Abstract:On-line detection of anomalies in time series is a key technique in various event-sensitive scenarios such as robotic system monitoring, smart sensor networks and data center security. However, the increasing diversity of data sources and demands are making this task more challenging than ever. First, the rapid increase of unlabeled data makes supervised learning no longer suitable in many cases. Second, a great portion of time series have complex seasonality features. Third, on-line anomaly detection needs to be fast and reliable.

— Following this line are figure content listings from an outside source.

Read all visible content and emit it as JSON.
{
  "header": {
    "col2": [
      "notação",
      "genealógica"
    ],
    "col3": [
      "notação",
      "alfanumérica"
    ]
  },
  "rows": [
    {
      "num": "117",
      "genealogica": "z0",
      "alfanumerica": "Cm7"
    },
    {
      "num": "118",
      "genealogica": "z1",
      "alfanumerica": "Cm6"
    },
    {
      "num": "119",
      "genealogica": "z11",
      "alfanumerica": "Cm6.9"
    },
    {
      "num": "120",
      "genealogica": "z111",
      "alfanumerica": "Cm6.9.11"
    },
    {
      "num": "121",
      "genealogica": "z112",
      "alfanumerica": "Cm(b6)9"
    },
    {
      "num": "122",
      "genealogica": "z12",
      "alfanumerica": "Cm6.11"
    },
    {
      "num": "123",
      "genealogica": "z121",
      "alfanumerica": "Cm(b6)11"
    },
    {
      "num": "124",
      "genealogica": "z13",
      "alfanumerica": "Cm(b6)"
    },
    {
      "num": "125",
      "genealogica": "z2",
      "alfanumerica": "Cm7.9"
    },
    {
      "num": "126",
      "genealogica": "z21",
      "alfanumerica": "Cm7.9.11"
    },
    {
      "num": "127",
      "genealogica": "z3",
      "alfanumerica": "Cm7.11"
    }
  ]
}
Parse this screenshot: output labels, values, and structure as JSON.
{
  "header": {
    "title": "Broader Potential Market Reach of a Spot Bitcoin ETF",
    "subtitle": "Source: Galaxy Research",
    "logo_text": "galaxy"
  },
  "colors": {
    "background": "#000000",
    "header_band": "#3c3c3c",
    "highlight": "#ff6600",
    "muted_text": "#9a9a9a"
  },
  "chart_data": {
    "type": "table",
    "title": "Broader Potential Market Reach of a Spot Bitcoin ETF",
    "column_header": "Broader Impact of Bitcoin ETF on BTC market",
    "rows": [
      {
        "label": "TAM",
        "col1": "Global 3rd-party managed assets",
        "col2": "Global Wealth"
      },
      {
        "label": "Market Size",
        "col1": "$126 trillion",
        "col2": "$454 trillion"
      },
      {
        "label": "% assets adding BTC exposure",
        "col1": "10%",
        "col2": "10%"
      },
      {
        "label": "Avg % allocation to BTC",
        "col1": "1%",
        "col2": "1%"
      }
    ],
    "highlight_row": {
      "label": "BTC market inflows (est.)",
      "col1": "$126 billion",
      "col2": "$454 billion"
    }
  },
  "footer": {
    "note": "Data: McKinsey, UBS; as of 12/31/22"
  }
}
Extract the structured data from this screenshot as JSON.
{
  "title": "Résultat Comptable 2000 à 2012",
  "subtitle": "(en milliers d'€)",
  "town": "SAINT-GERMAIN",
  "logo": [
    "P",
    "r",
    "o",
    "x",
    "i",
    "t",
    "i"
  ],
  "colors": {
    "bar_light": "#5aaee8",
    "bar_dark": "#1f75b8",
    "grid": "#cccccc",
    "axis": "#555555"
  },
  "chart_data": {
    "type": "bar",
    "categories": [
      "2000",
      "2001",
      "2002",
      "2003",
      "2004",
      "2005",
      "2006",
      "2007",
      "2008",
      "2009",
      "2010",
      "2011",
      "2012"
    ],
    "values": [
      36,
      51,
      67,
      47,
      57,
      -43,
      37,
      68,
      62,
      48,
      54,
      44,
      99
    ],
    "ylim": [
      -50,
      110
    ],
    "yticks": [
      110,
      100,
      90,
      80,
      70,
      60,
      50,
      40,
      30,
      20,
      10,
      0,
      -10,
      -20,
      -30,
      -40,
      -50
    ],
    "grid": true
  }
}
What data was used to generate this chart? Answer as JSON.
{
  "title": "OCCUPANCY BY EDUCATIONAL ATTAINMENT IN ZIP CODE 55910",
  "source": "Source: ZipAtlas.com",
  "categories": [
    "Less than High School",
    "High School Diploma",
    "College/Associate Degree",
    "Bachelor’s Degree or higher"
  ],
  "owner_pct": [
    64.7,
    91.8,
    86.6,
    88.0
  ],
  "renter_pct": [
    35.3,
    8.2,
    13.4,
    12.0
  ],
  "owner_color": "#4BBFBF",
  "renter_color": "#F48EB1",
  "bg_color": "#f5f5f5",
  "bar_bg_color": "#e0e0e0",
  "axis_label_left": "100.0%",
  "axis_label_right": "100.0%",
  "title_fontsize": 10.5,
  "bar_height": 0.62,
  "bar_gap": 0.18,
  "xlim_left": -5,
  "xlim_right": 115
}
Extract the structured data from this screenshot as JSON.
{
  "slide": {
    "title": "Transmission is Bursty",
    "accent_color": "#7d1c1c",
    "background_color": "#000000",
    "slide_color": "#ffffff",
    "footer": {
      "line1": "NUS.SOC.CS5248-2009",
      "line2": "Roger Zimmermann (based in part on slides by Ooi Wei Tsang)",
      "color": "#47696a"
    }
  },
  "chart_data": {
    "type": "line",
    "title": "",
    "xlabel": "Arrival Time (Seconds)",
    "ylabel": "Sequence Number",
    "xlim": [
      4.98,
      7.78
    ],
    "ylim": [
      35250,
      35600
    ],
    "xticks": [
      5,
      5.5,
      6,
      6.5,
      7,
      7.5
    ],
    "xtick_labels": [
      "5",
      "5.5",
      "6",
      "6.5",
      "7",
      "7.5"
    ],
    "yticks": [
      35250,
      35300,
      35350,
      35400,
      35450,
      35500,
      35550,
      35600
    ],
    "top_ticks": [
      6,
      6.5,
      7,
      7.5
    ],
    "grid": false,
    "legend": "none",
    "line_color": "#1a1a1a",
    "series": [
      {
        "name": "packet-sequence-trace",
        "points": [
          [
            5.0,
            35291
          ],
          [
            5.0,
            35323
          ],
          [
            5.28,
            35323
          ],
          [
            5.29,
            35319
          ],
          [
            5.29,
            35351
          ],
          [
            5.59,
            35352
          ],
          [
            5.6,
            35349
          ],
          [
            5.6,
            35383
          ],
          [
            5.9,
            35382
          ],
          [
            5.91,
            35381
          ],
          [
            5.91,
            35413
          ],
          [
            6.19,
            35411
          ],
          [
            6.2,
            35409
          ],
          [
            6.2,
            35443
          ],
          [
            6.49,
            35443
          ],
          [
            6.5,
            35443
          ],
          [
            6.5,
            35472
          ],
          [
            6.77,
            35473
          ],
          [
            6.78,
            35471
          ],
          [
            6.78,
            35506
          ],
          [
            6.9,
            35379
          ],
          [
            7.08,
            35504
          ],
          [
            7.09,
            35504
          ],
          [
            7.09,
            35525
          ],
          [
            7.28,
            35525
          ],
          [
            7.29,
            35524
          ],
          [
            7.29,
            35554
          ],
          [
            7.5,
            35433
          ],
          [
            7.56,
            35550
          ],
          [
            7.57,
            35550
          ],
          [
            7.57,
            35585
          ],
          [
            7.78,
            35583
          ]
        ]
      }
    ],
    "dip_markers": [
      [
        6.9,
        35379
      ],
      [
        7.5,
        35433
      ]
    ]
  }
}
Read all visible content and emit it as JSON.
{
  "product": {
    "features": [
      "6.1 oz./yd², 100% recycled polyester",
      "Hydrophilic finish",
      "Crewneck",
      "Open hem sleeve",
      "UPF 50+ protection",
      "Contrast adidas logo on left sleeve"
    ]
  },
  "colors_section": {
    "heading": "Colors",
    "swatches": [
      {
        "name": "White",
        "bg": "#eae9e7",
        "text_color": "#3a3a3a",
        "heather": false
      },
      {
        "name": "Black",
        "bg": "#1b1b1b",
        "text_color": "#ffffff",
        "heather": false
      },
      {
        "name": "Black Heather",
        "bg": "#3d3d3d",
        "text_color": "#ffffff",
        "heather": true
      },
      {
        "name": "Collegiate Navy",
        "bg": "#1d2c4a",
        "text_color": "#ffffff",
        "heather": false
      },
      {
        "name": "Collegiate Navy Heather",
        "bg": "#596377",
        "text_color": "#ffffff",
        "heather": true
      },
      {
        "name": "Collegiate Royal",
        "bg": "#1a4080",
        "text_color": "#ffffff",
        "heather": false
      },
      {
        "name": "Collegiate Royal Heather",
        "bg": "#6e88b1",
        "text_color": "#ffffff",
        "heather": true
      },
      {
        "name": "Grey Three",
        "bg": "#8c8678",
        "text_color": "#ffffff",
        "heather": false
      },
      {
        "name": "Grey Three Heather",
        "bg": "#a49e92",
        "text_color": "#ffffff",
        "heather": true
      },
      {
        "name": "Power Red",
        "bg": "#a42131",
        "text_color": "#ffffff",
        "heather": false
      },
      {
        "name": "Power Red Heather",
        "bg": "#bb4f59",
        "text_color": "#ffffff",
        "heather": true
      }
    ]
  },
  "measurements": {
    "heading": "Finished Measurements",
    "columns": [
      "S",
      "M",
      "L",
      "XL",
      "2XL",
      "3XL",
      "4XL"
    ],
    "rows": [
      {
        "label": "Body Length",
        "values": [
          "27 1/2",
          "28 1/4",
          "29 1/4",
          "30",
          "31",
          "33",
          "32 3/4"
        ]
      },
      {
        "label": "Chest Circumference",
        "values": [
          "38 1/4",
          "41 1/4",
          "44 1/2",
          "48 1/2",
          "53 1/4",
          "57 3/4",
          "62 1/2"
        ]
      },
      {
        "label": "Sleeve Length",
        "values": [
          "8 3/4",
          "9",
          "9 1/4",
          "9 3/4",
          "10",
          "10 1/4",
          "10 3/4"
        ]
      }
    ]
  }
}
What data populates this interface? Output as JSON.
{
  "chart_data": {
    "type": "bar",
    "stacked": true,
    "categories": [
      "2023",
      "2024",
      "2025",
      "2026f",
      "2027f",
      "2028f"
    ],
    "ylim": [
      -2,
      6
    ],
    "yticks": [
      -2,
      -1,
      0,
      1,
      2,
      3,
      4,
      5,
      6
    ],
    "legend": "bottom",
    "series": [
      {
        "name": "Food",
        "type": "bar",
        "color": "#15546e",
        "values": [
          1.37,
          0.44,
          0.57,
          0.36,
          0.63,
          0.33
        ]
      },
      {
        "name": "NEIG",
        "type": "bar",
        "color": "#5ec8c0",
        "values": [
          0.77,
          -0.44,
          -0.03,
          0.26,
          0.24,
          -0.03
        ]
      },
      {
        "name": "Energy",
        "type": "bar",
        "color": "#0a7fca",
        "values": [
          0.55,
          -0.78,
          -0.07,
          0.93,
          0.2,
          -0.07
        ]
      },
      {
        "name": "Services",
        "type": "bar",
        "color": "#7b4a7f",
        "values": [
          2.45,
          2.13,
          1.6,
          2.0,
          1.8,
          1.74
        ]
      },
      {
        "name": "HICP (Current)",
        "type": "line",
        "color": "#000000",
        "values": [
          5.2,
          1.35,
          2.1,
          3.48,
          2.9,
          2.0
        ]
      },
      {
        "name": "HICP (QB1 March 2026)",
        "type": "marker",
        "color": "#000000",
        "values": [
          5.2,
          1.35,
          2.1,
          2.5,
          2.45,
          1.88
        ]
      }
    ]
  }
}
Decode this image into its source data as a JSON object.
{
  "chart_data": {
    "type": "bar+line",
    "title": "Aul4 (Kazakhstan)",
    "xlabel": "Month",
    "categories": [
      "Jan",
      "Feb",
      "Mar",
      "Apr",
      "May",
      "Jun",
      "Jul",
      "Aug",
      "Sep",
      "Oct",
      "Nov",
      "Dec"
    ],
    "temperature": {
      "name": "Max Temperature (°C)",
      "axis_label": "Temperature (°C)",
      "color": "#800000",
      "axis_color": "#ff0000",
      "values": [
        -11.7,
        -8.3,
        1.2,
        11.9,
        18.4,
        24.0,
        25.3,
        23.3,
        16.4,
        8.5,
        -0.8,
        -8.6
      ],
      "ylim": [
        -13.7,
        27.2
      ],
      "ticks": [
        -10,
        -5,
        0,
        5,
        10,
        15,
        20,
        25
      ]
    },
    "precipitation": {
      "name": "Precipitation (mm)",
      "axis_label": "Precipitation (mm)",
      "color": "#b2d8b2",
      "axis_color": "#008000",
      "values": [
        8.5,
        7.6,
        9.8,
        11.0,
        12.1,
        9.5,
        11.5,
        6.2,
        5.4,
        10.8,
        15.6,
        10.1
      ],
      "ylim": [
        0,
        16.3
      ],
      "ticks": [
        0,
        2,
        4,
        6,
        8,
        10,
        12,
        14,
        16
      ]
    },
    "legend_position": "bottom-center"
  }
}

In view of this, we in this paper adopt an unsupervised prediction-driven approach on the basis of a backbone model combining a series decomposition part and an inference part. We then propose a novel metric, Local Trend Inconsistency (LTI), along with a detection algorithm that efficiently computes LTI chronologically along the series and marks each data point with a score indicating its probability of being anomalous. We experimentally evaluated our algorithm on datasets from UCI public repository and a production environment. The result shows that our scheme outperforms several representative anomaly detection algorithms in Area Under Curve (AUC) metric with decent time efficiency.